Now, I was ready to take the computer to the Simply Mac service department. The store was quite busy and I waited for a service tech. I kept mentioning the fact that my drive had a S.M.A.R.T. error until I found someone who knew what I was talking about. I had to go through several very helpful clerks before I finally got the service tech to come out and talk to me. As I expected, the Apple drive replacement program had long ended on my now older iMac and I would have to buy a new hard drive.
To my surprise, the tech offered to do the job while I waited. In all it took about an hour and a half, but I walked out of the store with a brand new internal drive. I also kept the old failing drive for security purposes.
Then, the real work began. I had to create a boot drive since there was no operating system on the new hard drive. I could have had the dealer do this, but it would have meant leaving my computer with the service department. I used online instructions to create a bootable drive on a 64 GB USB flashdrive by using my wife's iMac. I did this by installing a complete Apple OS X system on the flashdrive. Then I used the bootable drive to open the new blank hard drive on the iMac.
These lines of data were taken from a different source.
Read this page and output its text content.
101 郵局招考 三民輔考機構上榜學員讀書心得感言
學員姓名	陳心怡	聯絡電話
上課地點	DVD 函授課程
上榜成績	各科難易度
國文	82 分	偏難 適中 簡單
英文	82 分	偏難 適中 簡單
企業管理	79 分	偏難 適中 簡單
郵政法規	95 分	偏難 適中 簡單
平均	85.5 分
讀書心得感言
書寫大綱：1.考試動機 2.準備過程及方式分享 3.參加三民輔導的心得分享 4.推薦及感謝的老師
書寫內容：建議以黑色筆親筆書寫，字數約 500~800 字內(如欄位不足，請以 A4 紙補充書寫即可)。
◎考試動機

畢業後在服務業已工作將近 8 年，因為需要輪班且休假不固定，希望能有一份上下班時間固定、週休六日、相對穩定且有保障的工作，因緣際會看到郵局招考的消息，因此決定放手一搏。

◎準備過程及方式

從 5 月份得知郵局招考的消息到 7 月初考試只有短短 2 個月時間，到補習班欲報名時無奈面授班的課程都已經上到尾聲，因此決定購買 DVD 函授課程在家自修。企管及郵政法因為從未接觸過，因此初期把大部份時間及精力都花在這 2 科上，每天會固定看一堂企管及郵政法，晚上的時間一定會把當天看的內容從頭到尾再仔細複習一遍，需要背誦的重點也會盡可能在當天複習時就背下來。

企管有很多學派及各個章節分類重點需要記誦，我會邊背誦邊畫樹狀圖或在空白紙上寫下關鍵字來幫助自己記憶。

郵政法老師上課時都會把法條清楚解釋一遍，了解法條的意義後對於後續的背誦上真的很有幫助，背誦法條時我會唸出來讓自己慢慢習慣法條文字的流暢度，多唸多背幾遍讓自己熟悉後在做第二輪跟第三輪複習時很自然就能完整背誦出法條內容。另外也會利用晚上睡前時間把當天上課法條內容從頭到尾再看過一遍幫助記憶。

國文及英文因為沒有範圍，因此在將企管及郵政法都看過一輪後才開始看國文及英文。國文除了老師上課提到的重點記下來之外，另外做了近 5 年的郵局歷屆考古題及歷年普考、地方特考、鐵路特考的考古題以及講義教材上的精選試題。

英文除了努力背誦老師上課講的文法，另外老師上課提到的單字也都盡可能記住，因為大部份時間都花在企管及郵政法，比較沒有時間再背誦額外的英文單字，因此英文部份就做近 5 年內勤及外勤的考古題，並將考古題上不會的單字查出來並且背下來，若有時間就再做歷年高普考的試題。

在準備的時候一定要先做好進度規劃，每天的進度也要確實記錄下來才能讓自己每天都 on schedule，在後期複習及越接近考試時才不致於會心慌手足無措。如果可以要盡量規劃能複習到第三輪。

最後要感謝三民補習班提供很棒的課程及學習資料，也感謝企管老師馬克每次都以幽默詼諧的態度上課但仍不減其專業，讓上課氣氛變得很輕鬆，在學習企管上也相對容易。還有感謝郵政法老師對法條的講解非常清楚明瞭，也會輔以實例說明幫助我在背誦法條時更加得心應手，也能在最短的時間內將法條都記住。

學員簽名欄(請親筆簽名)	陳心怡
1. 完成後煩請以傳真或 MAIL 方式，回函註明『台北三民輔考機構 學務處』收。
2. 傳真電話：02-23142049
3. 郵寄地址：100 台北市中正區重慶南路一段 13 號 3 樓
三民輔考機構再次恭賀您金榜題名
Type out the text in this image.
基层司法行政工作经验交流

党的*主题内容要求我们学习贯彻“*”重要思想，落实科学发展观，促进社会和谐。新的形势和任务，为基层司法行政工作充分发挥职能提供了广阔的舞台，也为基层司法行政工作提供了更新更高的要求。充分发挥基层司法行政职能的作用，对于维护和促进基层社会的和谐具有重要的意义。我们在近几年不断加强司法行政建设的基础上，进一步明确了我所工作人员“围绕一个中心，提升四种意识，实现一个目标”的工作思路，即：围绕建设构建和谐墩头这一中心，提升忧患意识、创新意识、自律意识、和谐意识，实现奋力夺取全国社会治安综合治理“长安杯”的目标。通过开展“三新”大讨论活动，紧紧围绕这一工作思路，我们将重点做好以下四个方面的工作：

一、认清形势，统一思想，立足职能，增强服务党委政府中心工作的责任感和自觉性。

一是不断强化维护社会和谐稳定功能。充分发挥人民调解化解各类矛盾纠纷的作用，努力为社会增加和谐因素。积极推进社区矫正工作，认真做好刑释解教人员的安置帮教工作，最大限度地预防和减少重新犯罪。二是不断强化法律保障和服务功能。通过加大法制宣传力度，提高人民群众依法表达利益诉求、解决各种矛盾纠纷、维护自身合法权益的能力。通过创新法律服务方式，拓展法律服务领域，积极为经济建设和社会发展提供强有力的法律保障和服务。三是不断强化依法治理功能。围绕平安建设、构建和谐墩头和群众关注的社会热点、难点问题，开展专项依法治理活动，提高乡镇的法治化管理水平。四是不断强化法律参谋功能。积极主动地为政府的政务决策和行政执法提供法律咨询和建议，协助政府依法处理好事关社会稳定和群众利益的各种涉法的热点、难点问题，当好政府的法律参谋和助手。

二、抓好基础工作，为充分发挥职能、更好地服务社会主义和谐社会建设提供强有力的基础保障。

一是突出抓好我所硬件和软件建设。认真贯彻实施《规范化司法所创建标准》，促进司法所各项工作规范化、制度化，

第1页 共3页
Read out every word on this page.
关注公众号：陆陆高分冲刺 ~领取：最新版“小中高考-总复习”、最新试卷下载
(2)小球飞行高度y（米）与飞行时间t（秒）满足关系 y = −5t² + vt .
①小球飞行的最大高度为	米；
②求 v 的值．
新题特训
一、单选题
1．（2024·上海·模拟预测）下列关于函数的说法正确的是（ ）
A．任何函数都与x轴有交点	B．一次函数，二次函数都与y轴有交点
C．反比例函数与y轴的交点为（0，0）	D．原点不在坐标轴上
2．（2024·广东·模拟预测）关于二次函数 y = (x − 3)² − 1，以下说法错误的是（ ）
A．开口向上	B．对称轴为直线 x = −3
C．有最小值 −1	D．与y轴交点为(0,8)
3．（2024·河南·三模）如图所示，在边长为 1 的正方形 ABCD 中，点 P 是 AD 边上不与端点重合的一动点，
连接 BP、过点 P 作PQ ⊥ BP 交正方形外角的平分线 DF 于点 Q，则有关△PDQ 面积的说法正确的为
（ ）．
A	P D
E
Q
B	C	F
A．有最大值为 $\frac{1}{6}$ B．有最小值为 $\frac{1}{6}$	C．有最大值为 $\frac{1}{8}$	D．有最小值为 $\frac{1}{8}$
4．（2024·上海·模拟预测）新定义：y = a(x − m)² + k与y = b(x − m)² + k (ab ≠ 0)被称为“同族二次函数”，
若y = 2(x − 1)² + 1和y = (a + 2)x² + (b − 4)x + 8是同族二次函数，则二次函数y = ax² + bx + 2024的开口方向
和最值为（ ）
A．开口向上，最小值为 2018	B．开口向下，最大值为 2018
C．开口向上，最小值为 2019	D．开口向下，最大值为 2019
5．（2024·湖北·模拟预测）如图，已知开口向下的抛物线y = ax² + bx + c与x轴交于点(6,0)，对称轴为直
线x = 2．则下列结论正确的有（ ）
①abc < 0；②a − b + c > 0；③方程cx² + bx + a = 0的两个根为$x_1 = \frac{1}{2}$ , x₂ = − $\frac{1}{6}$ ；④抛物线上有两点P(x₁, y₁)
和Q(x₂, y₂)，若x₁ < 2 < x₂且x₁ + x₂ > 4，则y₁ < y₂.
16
This way, I was able to use the Disk Utility to format the new drive in my computer. This would have to be done by the dealer if I had not already known how to manage the process. Then, I downloaded and installed the Mavericks system on the new hard drive in the iMac. This took a few hours. Then I restored the Time Machine backup to the new drive on the iMac. This took over eight hours of computer time. Then I upgraded the Mavericks system to Yosemite. This took another couple of hours.
With the new system, there were several programs and settings that needed to be updated. I am still in the process of updating those programs and settings.
Now, as I said at the beginning of this post, if you do not understand how to do all this, you will have to rely completely on the dealer. But what is more important is that I could have lost all my data. I had no warning of the imminent hard drive failure until I tried to upgrade my operating system. I could have simply had the drive crash without warning. This could happen to you. Backing up your data is incredibly important. This means maintaining regular copies of everything you want to save to safe backup drives and online.